Speaking at a news conference here during the ongoing annual meeting of the IMF and the World Bank, Georgieva said on Wednesday that focusing on protecting people and on the health of the population remained a priority for India.
“What needs to be done?…Well, clearly protecting the most vulnerable people, well-targeted support, protecting small- and medium-sized enterprises/firms so they do not collapse, and using what the government is now aiming to do, a further injection of support in a way that gives a better chance to turn a corner,” Georgieva said.
“Like everywhere else, until we have a durable exit from the health crisis, we will be faced with difficulties, uncertainty, and uneven recovery,” she said.
Describing COVID-19 as a human crisis everywhere, and especially in countries where the loss of life has climbed up so much, she said in India, 100,000 people had died.
“Therefore, focusing on protecting people and on the health of the population remains a priority,” she said.
“India has taken measures within the capacity of the country, two per cent fiscal measures, plus four per cent in forms of guarantees, not direct fiscal measures,” Georgieva said.
“This helps, but if you compare what advanced economies have been able to do, what some of the other emerging markets with very strong fundamentals could do, clearly is somewhat constrained. What we see in India is a very dramatic shrinkage of GDP this year by over 10 per cent, according to our just released forecast,” she said.
Georgieva said that India had a vibrant economy.
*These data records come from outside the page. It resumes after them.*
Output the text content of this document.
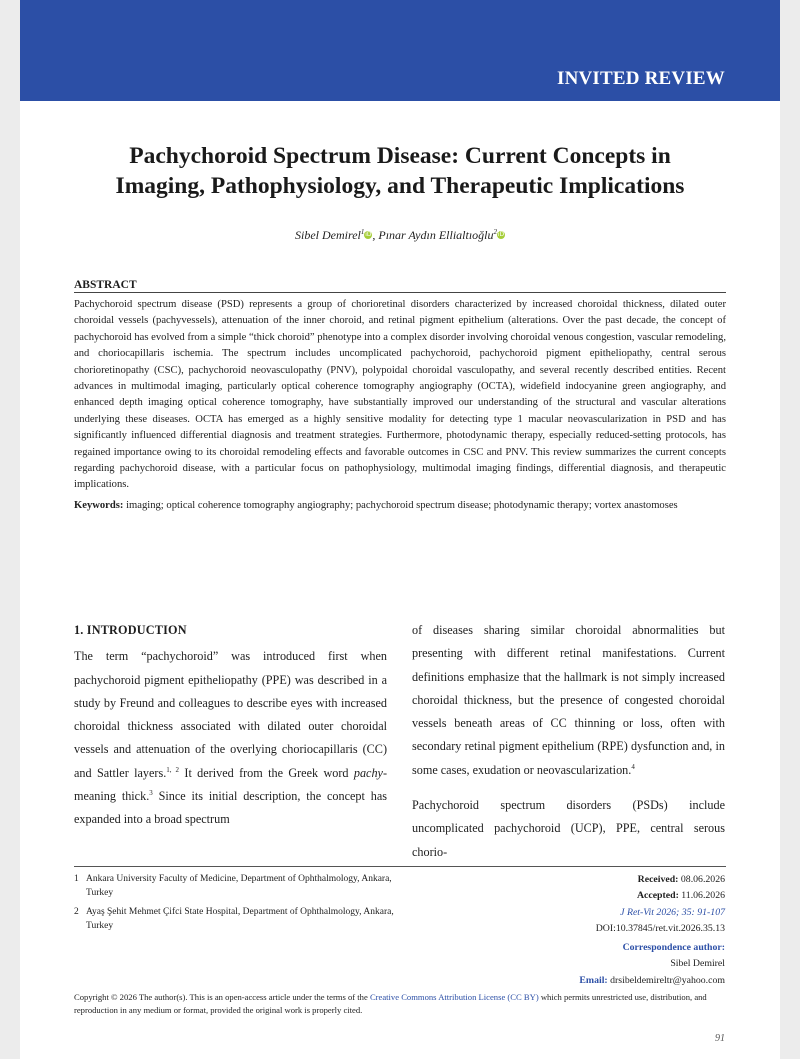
INVITED REVIEW
Pachychoroid Spectrum Disease: Current Concepts in
Imaging, Pathophysiology, and Therapeutic Implications
Sibel Demirel$^1$iD, Pınar Aydın Ellialtıoğlu$^2$iD
ABSTRACT

Pachychoroid spectrum disease (PSD) represents a group of chorioretinal disorders characterized by increased choroidal thickness, dilated outer choroidal vessels (pachyvessels), attenuation of the inner choroid, and retinal pigment epithelium (alterations. Over the past decade, the concept of pachychoroid has evolved from a simple “thick choroid” phenotype into a complex disorder involving choroidal venous congestion, vascular remodeling, and choriocapillaris ischemia. The spectrum includes uncomplicated pachychoroid, pachychoroid pigment epitheliopathy, central serous chorioretinopathy (CSC), pachychoroid neovasculopathy (PNV), polypoidal choroidal vasculopathy, and several recently described entities. Recent advances in multimodal imaging, particularly optical coherence tomography angiography (OCTA), widefield indocyanine green angiography, and enhanced depth imaging optical coherence tomography, have substantially improved our understanding of the structural and vascular alterations underlying these diseases. OCTA has emerged as a highly sensitive modality for detecting type 1 macular neovascularization in PSD and has significantly influenced differential diagnosis and treatment strategies. Furthermore, photodynamic therapy, especially reduced-setting protocols, has regained importance owing to its choroidal remodeling effects and favorable outcomes in CSC and PNV. This review summarizes the current concepts regarding pachychoroid disease, with a particular focus on pathophysiology, multimodal imaging findings, differential diagnosis, and therapeutic implications.

Keywords: imaging; optical coherence tomography angiography; pachychoroid spectrum disease; photodynamic therapy; vortex anastomoses

1. INTRODUCTION

The term “pachychoroid” was introduced first when pachychoroid pigment epitheliopathy (PPE) was described in a study by Freund and colleagues to describe eyes with increased choroidal thickness associated with dilated outer choroidal vessels and attenuation of the overlying choriocapillaris (CC) and Sattler layers.$^{1, 2}$ It derived from the Greek word pachy- meaning thick.$^3$ Since its initial description, the concept has expanded into a broad spectrum

of diseases sharing similar choroidal abnormalities but presenting with different retinal manifestations. Current definitions emphasize that the hallmark is not simply increased choroidal thickness, but the presence of congested choroidal vessels beneath areas of CC thinning or loss, often with secondary retinal pigment epithelium (RPE) dysfunction and, in some cases, exudation or neovascularization.$^4$

Pachychoroid spectrum disorders (PSDs) include uncomplicated pachychoroid (UCP), PPE, central serous chorio-

1 Ankara University Faculty of Medicine, Department of Ophthalmology, Ankara, Turkey
2 Ayaş Şehit Mehmet Çifci State Hospital, Department of Ophthalmology, Ankara, Turkey
Received: 08.06.2026
Accepted: 11.06.2026
J Ret-Vit 2026; 35: 91-107
DOI:10.37845/ret.vit.2026.35.13
Correspondence author:
Sibel Demirel
Email: drsibeldemireltr@yahoo.com
Copyright © 2026 The author(s). This is an open-access article under the terms of the Creative Commons Attribution License (CC BY) which permits unrestricted use, distribution, and reproduction in any medium or format, provided the original work is properly cited.
91
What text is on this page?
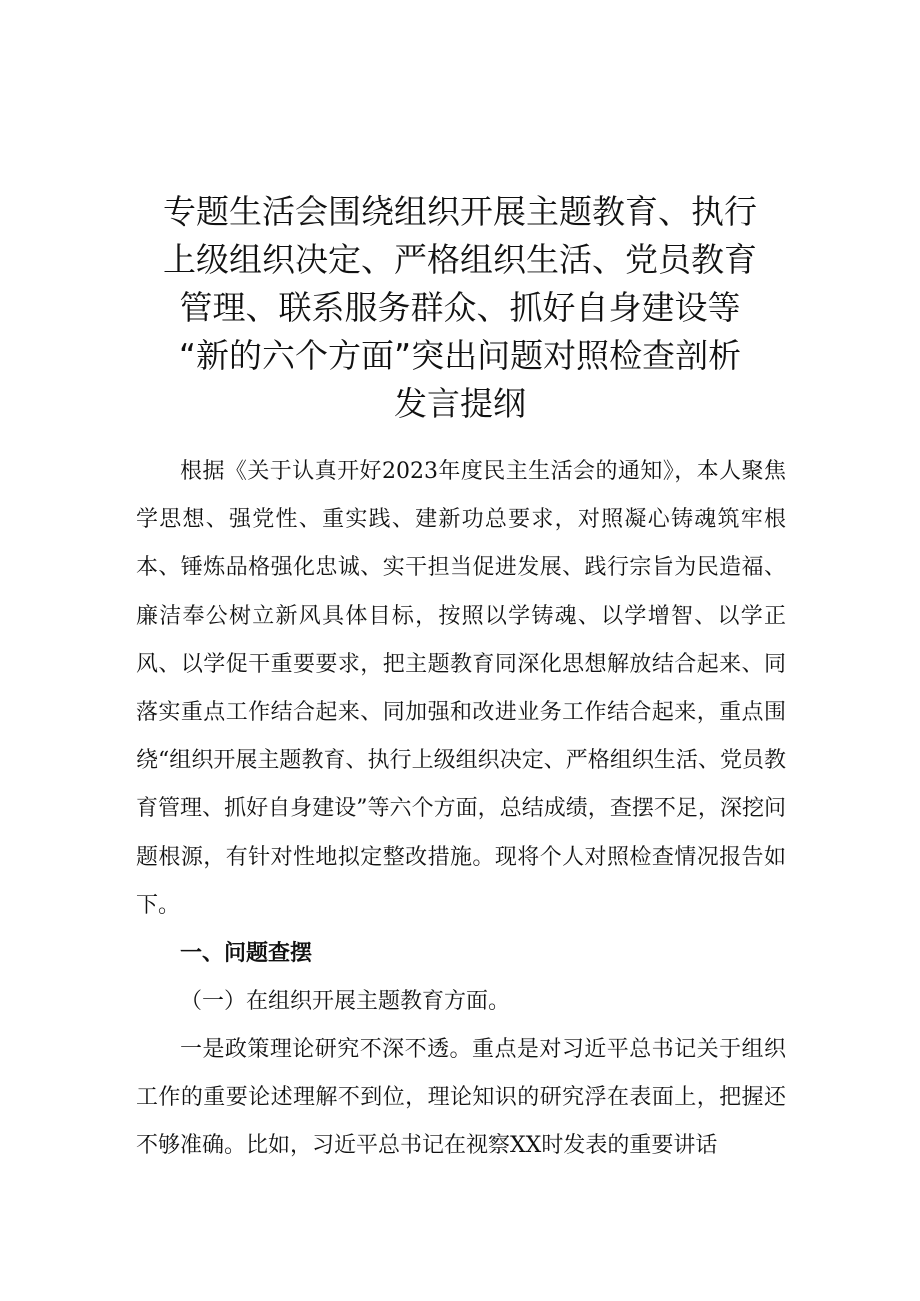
专题生活会围绕组织开展主题教育、执行
上级组织决定、严格组织生活、党员教育
管理、联系服务群众、抓好自身建设等
“新的六个方面”突出问题对照检查剖析
发言提纲

根据《关于认真开好2023年度民主生活会的通知》，本人聚焦学思想、强党性、重实践、建新功总要求，对照凝心铸魂筑牢根本、锤炼品格强化忠诚、实干担当促进发展、践行宗旨为民造福、廉洁奉公树立新风具体目标，按照以学铸魂、以学增智、以学正风、以学促干重要要求，把主题教育同深化思想解放结合起来、同落实重点工作结合起来、同加强和改进业务工作结合起来，重点围绕“组织开展主题教育、执行上级组织决定、严格组织生活、党员教育管理、抓好自身建设”等六个方面，总结成绩，查摆不足，深挖问题根源，有针对性地拟定整改措施。现将个人对照检查情况报告如下。

一、问题查摆

（一）在组织开展主题教育方面。

一是政策理论研究不深不透。重点是对习近平总书记关于组织工作的重要论述理解不到位，理论知识的研究浮在表面上，把握还不够准确。比如，习近平总书记在视察XX时发表的重要讲话
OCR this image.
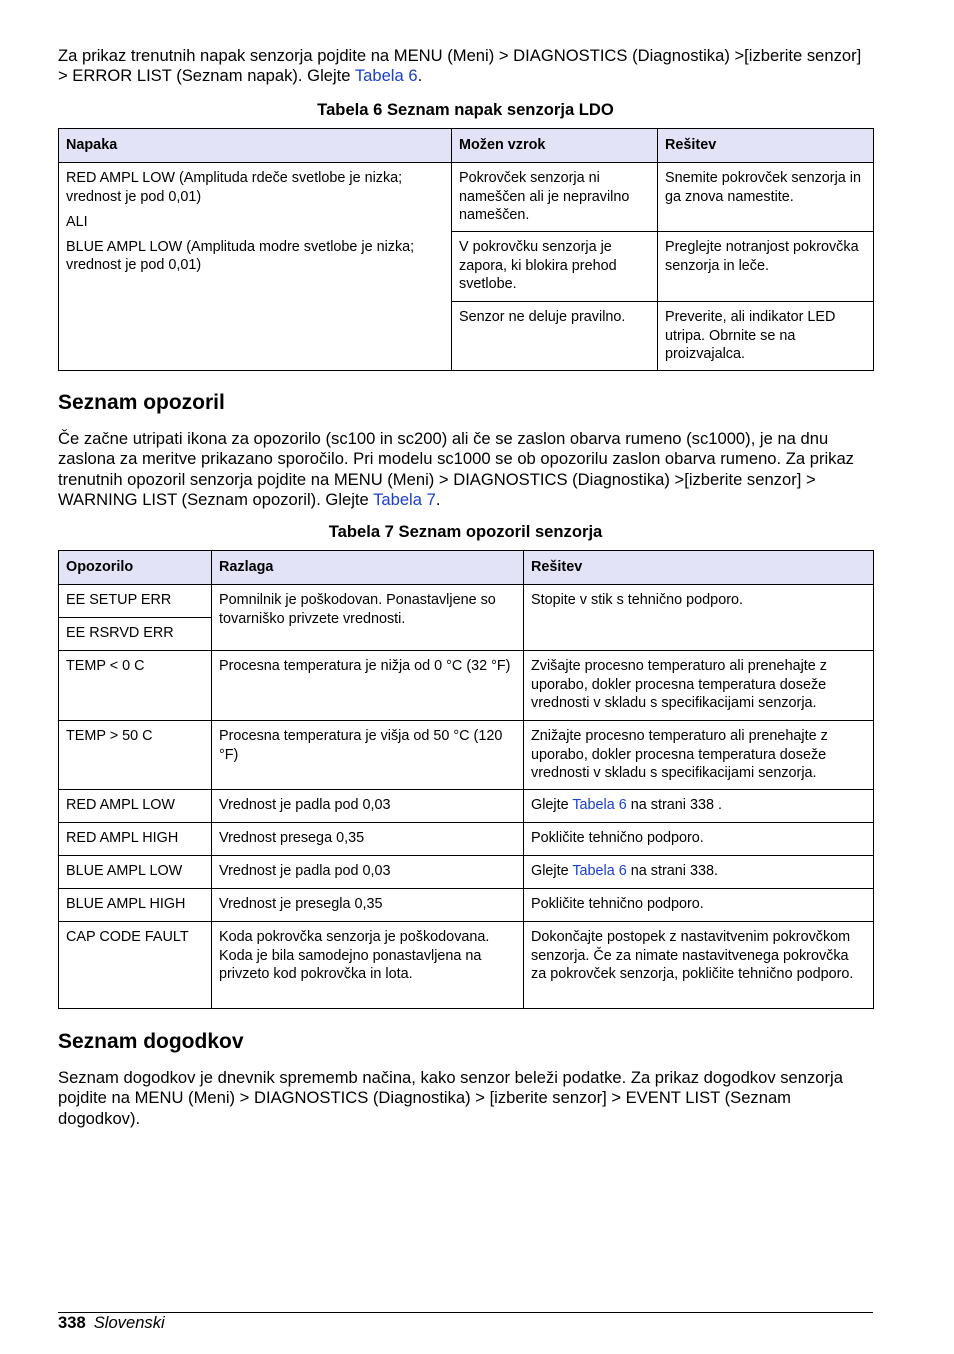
Za prikaz trenutnih napak senzorja pojdite na MENU (Meni) > DIAGNOSTICS (Diagnostika) >[izberite senzor] > ERROR LIST (Seznam napak). Glejte Tabela 6.

Tabela 6 Seznam napak senzorja LDO

Napaka	Možen vzrok	Rešitev

RED AMPL LOW (Amplituda rdeče svetlobe je nizka; vrednost je pod 0,01)

ALI

BLUE AMPL LOW (Amplituda modre svetlobe je nizka; vrednost je pod 0,01)	Pokrovček senzorja ni nameščen ali je nepravilno nameščen.	Snemite pokrovček senzorja in ga znova namestite.
	V pokrovčku senzorja je zapora, ki blokira prehod svetlobe.	Preglejte notranjost pokrovčka senzorja in leče.
	Senzor ne deluje pravilno.	Preverite, ali indikator LED utripa. Obrnite se na proizvajalca.
Seznam opozoril

Če začne utripati ikona za opozorilo (sc100 in sc200) ali če se zaslon obarva rumeno (sc1000), je na dnu zaslona za meritve prikazano sporočilo. Pri modelu sc1000 se ob opozorilu zaslon obarva rumeno. Za prikaz trenutnih opozoril senzorja pojdite na MENU (Meni) > DIAGNOSTICS (Diagnostika) >[izberite senzor] > WARNING LIST (Seznam opozoril). Glejte Tabela 7.

Tabela 7 Seznam opozoril senzorja

Opozorilo	Razlaga	Rešitev
EE SETUP ERR	Pomnilnik je poškodovan. Ponastavljene so tovarniško privzete vrednosti.	Stopite v stik s tehnično podporo.
EE RSRVD ERR		
TEMP < 0 C	Procesna temperatura je nižja od 0 °C (32 °F)	Zvišajte procesno temperaturo ali prenehajte z uporabo, dokler procesna temperatura doseže vrednosti v skladu s specifikacijami senzorja.
TEMP > 50 C	Procesna temperatura je višja od 50 °C (120 °F)	Znižajte procesno temperaturo ali prenehajte z uporabo, dokler procesna temperatura doseže vrednosti v skladu s specifikacijami senzorja.
RED AMPL LOW	Vrednost je padla pod 0,03	Glejte Tabela 6 na strani 338 .
RED AMPL HIGH	Vrednost presega 0,35	Pokličite tehnično podporo.
BLUE AMPL LOW	Vrednost je padla pod 0,03	Glejte Tabela 6 na strani 338.
BLUE AMPL HIGH	Vrednost je presegla 0,35	Pokličite tehnično podporo.
CAP CODE FAULT	Koda pokrovčka senzorja je poškodovana. Koda je bila samodejno ponastavljena na privzeto kod pokrovčka in lota.	Dokončajte postopek z nastavitvenim pokrovčkom senzorja. Če za nimate nastavitvenega pokrovčka za pokrovček senzorja, pokličite tehnično podporo.
Seznam dogodkov

Seznam dogodkov je dnevnik sprememb načina, kako senzor beleži podatke. Za prikaz dogodkov senzorja pojdite na MENU (Meni) > DIAGNOSTICS (Diagnostika) > [izberite senzor] > EVENT LIST (Seznam dogodkov).

338 Slovenski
“Let’s remember that it stepped into this crisis as one of the fastest growing economies in the world. For next year, our projection in baseline scenario is return to growth of 8.8 per cent,” she said.
A day earlier, the IMF in its annual World Economic Report said that the forecast are particularly large for India, where Gross Domestic Product (GDP) contracted much more severely than expected in the second quarter.
“As a result, the economy is projected to contract by 10.3 per cent in 2020, before rebounding by 8.8 per cent in 2021,” it said.
In 2019, India’s growth rate was 4.2 per cent. Last week, the World bank said India’s GDP this fiscal is expected to contract by 9.6 per cent.
“India’s GDP is expected to contract 9.6 per cent in the fiscal year that started in March,” the World Bank said in its latest issue of the South Asia Economic Focus report.